Il 2 luglio 2015 mi sono incontrato in piazza con uno dei fondatori di questa importante tradizione a cui egli stesso diede il nome di "disfida". La prima Disfida si disputò nel 1978, realizzata dall'intuizione di un giovane assessore allo sport ed alle politiche giovanili di Treia, il neolaureato Alberto Meriggi, il quale intendeva così mantenere in auge un gioco che per secoli aveva appassionato la gioventù treiese e di tutta l'Italia del centro-nord. Il gioco della palla col bracciale è infatti profondamente radicato nella memoria di Treia che ebbe molta parte nei campionati italiani, vincendone ben 7.

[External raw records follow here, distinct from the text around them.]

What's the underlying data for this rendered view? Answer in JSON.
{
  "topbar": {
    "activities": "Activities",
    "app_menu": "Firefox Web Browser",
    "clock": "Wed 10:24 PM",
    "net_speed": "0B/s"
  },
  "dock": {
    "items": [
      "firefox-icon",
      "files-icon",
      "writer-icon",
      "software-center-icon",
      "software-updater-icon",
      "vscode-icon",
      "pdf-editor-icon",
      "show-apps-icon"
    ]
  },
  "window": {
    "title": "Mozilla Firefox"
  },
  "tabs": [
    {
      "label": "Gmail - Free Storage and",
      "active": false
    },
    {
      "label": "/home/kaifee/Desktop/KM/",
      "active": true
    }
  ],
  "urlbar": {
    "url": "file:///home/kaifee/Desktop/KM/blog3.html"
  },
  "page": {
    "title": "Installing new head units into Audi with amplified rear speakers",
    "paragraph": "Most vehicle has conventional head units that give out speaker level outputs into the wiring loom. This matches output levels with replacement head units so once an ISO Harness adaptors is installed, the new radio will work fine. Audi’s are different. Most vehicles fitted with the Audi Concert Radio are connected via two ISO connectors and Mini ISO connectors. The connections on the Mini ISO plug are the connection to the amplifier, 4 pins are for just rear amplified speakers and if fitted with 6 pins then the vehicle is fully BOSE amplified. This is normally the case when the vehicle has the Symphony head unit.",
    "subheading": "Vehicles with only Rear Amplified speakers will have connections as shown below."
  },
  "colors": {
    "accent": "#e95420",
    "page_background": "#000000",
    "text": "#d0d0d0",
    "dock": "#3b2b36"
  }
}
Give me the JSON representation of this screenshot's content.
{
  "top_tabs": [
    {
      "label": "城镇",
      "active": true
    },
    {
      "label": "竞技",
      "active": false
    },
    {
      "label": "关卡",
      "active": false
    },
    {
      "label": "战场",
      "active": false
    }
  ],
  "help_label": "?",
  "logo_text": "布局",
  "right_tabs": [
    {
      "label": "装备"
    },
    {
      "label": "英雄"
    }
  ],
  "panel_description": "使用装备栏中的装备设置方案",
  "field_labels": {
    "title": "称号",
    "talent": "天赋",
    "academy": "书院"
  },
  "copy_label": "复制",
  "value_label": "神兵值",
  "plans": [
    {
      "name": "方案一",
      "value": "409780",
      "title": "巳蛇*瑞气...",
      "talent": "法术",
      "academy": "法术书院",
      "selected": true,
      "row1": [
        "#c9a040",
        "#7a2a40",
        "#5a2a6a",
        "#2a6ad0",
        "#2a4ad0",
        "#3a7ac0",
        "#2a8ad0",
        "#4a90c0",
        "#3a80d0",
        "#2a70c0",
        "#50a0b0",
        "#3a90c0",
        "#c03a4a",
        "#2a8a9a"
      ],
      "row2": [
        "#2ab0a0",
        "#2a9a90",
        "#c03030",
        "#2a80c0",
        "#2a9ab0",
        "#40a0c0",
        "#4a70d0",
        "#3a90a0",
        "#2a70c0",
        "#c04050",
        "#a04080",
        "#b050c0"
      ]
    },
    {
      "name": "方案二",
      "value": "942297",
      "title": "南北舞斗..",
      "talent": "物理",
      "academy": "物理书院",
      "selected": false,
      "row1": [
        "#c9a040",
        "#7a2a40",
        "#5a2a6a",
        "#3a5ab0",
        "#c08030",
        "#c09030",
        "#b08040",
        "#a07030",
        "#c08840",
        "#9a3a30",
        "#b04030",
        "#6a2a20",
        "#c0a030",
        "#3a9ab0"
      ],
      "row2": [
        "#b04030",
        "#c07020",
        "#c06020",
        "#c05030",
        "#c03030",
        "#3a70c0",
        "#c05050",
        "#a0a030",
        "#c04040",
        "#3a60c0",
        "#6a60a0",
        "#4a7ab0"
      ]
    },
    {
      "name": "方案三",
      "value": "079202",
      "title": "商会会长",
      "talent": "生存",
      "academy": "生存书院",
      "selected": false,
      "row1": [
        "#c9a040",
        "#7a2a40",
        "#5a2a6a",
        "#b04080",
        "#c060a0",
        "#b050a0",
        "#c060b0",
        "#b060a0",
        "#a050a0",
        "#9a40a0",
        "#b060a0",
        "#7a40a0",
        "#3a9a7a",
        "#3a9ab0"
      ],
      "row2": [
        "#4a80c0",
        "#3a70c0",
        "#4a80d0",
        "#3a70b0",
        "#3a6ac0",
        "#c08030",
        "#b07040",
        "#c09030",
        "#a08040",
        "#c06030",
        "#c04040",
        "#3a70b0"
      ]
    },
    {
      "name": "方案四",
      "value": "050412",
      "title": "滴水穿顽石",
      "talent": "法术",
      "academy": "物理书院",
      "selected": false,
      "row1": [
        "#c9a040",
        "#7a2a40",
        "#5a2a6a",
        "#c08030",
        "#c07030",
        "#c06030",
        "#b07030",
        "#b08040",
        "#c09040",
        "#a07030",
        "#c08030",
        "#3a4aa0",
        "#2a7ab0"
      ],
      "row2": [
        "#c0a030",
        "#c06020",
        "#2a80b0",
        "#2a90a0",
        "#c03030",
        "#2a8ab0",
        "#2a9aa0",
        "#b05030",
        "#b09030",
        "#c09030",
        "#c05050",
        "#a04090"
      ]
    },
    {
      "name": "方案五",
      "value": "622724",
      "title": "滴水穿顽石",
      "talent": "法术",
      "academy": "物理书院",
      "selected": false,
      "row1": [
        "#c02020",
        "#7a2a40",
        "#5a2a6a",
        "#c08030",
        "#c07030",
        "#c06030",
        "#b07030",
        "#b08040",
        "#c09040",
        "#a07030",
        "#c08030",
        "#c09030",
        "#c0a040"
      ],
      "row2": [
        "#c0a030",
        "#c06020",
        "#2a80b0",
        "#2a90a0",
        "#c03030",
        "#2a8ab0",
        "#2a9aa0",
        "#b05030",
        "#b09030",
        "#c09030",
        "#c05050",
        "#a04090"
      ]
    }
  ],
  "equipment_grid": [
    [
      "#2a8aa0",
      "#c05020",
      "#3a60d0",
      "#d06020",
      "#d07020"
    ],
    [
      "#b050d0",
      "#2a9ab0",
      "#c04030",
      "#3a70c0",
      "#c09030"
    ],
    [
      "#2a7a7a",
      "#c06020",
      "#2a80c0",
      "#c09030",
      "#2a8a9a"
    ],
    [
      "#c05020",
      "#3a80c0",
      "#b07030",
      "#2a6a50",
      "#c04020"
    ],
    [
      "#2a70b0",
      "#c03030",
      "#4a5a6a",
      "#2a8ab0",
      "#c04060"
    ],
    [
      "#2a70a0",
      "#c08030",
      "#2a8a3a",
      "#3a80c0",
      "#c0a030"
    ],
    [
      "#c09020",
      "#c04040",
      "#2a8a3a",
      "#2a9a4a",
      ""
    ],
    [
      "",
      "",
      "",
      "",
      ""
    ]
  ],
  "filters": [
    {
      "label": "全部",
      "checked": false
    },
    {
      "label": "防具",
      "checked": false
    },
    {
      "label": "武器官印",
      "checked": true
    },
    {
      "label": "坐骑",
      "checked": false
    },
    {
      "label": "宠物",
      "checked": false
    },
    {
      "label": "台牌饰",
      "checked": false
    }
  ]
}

P.S. Le notizie più sopra riportate sono reperibili sul libro: “Il pallone col bracciale a Treja. Lo sport come cultura” (con la j lunga) e sull'opuscolo “10a edizione della Disfida del Bracciale – Treia 6/7 agosto 1988” entrambi redatti dal prof. Alberto Meriggi (nella foto).
L'ultimo campionato nazionale si svolse nel 1963 dopodiché il gioco perse di interesse venendo soppiantato dal foot-ball. Nei primi anni '70 vi fu un ultima partita, di livello locale, giocata a Treia fra varie squadre della provincia maceratese e poi tutto si fermò. Ma, come detto sopra, Alberto Meriggi, nella sua funzione di promotore delle attività sportive, decise nell'estate del 1978 di organizzare un palio fra i rioni cittadini.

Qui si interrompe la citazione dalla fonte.